All of it makes for a rollicking, outsize tale of overweening ambition and palace intrigue, but "J. Edgar" instead plays it safe in a turgid, back-and-forth series of tableaux that look as if they were filmed from behind a scrim soaked in weak tea. As Hoover dictates his memoirs to a series of young agents, his hectoring drawl takes us back to his early years fighting gangsters and solving the Lindbergh kidnapping, while the central narrative traces his alliance with Tolson, portrayed by Hammer as an eager pup who agrees to be Hoover's No. 2 only if they will never miss a lunch or dinner together.

The tacit premise of "J. Edgar" is that, despite liaisons with Dorothy Lamour and Lela Rogers, Hoover was a closeted homosexual, unable to come to grips with his identity because of the suffocating control of his cruel, power-hungry mother. ("I'd rather have a dead son than a daffodil for a son," she tells him.)

In one of several awkwardly staged scenes, after Annie's death, J. Edgar dons one of her dresses and a string of beads, apparently as a sop to audiences familiar with long-standing rumors of cross-dressing. But what the filmmakers clearly intend as a sympathetic portrayal of Hoover's tortured psyche instead gives him a troubling resemblance to Norman Bates. ("Yes, mother," Hoover wearily singsongs in "J. Edgar's" Oedipal leitmotif.)

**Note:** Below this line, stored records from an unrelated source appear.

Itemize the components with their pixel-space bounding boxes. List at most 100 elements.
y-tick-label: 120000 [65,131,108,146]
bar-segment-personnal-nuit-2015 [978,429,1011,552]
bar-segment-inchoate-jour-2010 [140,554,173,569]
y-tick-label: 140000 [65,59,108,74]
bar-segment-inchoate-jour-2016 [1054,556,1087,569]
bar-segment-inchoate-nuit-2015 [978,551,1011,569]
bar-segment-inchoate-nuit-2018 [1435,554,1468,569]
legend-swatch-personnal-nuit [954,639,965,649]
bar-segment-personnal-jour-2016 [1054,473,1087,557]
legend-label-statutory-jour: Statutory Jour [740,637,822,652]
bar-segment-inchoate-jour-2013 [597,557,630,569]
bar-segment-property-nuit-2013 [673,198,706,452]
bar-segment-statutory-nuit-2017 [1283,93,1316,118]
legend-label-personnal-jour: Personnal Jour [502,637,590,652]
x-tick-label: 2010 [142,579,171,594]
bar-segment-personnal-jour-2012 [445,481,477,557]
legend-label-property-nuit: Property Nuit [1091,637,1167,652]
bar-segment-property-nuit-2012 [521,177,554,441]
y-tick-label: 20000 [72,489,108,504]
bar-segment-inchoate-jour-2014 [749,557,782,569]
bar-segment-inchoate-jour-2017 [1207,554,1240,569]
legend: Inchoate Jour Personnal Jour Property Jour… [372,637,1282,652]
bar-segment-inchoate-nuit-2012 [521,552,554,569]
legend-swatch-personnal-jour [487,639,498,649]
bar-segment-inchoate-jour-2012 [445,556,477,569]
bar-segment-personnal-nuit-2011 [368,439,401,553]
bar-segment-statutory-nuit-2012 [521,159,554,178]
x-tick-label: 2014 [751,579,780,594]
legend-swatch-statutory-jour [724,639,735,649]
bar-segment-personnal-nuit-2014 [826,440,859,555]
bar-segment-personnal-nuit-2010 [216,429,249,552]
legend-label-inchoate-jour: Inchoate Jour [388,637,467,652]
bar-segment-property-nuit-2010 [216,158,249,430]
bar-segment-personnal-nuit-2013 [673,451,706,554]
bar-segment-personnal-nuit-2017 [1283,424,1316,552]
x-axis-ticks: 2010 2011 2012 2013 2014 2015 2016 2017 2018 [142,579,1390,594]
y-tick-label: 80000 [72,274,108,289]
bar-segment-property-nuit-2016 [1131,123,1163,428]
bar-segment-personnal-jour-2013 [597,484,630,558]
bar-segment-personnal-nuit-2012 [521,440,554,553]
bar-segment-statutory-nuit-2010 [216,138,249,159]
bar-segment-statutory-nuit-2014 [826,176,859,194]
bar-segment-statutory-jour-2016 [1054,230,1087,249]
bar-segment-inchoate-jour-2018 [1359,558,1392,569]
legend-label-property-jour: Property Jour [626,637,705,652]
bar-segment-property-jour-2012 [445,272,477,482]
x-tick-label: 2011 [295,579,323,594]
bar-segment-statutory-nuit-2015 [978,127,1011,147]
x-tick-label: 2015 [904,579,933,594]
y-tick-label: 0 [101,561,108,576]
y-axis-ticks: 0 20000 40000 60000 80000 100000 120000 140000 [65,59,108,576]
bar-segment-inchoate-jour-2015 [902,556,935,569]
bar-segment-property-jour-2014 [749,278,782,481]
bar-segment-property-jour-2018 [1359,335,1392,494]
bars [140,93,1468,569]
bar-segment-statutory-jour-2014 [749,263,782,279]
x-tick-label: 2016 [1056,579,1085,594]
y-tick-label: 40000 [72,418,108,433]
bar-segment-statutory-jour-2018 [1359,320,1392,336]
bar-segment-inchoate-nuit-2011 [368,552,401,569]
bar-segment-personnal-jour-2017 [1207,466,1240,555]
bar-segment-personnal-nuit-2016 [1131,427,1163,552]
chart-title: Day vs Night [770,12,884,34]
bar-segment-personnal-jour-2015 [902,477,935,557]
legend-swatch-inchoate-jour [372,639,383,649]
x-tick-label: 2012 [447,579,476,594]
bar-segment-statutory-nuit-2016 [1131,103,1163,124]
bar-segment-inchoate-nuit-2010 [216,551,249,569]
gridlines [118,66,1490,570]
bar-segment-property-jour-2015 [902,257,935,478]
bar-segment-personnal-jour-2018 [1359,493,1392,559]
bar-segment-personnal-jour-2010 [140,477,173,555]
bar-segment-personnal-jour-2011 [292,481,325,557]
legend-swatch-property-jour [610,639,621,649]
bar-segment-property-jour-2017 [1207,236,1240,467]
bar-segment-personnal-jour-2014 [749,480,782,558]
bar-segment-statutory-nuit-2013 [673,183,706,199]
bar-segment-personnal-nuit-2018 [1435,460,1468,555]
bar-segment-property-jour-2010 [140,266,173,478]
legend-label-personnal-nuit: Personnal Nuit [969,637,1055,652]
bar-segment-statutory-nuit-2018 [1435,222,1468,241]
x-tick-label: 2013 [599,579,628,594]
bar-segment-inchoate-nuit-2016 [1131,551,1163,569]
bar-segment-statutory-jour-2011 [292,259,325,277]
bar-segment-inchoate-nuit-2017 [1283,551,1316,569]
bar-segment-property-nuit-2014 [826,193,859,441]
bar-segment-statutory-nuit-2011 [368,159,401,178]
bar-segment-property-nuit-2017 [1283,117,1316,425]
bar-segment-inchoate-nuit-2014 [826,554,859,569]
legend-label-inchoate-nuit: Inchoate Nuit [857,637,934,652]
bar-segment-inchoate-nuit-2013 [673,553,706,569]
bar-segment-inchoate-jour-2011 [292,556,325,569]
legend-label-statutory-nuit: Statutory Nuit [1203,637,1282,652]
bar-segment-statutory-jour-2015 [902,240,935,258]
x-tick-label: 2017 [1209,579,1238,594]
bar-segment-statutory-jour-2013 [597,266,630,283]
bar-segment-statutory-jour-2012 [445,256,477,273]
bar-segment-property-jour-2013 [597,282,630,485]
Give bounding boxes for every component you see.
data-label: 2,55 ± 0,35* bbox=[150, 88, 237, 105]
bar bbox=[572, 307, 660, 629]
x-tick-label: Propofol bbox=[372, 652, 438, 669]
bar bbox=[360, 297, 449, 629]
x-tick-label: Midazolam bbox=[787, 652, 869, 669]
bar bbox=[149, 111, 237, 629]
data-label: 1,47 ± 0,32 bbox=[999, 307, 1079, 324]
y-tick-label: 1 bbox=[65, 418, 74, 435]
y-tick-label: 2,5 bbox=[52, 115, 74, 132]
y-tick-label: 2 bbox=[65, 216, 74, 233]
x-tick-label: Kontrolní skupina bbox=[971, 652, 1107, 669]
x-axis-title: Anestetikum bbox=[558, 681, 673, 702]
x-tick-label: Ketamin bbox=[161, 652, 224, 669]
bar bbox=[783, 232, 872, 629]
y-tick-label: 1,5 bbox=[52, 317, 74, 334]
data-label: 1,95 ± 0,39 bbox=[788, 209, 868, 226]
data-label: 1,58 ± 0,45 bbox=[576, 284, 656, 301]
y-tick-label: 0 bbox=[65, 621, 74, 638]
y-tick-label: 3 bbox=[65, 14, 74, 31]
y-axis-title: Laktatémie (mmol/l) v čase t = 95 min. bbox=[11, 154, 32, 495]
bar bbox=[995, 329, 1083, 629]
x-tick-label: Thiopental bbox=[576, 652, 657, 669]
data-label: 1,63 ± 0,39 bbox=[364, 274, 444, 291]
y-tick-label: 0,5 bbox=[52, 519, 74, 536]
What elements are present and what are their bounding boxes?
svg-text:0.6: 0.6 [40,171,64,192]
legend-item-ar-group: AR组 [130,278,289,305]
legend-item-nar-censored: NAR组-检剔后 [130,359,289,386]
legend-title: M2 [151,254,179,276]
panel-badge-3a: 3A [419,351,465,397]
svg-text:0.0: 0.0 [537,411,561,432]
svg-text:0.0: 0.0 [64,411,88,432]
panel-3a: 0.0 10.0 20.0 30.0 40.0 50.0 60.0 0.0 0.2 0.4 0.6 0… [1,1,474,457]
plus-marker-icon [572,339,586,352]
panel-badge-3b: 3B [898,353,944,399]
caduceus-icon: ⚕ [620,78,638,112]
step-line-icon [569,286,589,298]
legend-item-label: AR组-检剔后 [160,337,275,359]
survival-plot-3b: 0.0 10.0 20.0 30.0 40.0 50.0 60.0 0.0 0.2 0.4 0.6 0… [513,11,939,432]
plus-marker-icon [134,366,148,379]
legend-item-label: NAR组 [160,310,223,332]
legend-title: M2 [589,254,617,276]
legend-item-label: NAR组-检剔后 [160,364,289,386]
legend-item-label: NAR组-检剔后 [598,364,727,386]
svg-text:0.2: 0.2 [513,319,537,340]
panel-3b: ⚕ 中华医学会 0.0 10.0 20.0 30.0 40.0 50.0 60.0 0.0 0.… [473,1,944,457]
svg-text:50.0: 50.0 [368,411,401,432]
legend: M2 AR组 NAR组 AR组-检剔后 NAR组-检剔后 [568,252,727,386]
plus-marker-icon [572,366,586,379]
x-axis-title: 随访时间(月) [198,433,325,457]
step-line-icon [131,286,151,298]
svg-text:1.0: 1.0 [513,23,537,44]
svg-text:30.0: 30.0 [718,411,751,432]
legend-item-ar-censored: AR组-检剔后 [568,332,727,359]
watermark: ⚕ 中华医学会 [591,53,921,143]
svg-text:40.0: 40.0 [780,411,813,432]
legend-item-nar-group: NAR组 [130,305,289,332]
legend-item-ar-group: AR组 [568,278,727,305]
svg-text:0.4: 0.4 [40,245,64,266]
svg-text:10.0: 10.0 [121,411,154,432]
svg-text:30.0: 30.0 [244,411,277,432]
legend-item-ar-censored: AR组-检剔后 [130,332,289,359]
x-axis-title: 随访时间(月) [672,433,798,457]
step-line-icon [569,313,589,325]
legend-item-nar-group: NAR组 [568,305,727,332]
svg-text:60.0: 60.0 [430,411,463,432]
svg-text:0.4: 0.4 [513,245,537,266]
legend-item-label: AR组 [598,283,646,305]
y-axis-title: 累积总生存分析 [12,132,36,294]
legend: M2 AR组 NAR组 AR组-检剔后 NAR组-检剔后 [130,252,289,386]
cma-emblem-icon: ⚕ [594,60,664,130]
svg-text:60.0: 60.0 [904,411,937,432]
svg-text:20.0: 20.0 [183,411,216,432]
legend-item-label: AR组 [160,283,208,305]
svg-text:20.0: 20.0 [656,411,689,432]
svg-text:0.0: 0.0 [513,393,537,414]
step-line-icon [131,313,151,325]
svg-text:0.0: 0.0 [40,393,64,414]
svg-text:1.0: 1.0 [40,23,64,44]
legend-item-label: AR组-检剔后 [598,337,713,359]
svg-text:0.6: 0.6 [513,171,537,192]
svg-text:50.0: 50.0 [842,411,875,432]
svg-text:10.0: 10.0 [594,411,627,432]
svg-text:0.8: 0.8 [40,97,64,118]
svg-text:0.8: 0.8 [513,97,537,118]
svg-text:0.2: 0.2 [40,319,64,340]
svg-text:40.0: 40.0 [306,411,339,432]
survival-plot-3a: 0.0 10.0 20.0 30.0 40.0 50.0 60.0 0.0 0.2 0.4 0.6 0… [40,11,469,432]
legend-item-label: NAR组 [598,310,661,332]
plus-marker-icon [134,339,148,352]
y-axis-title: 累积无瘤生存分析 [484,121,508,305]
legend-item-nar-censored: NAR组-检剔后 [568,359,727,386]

There are other blips and slips: As persuasive as DiCaprio's performance is, Hammer never finds his footing as Tolson, who teeters on the verge of fey stereotype; his unsure portrayal isn't helped by the atrocious rubbery mask he wears in Tolson's later years. Supporting figures such as Robert F. Kennedy and Richard M. Nixon are played in wince-inducing impersonations that, in Nixon's case especially, play like crude "Saturday Night Live" outtakes; the tantalizing figure of Miss Gandy, who held all of Hoover's secrets, is never fleshed out (she's even denied the dignity of an end-credit postscript).

Eastwood's most fascinating narrative gambit comes late in the film, when Tolson boldly tells Hoover - and the audience - that the stories he's telling for the record didn't happen the way we just saw them play out. He didn't arrest the Lindbergh kidnapper or run down hoodlums with guns blazing.

But if "J. Edgar" suggests that he was his own most unreliable narrator, it still leaves viewers with a confounded sympathy, even gratitude, for the man. However alarming the comparison might be to Eastwood and his fans, the movie that "J. Edgar" brings most readily to mind may be Oliver Stone's "Nixon," which offered a similar psycho-biographical olive branch to its conflicted, controversial protagonist.

"Your child is sure and keeps this country safe," Miss Gandy tells the aging Hoover at one point. Eastwood would seem to agree, judiciously reminding viewers of Hoover's best intentions while choosing to relegate his most egregious missteps to the shadows (literally, when Hoover bugs and wiretaps a philandering Martin Luther King Jr.). The contradiction "J. Edgar" never confronts is that, for much of Hoover's tenure, untold numbers of Americans weren't safe, being routinely raped, kidnapped and lynched in a campaign of racist intimidation. Hoover chose not to investigate those crimes with his patented aggressive zeal, of course, choosing instead to ignore them in the name of fighting communism. During those years at least, he let the terrorists win.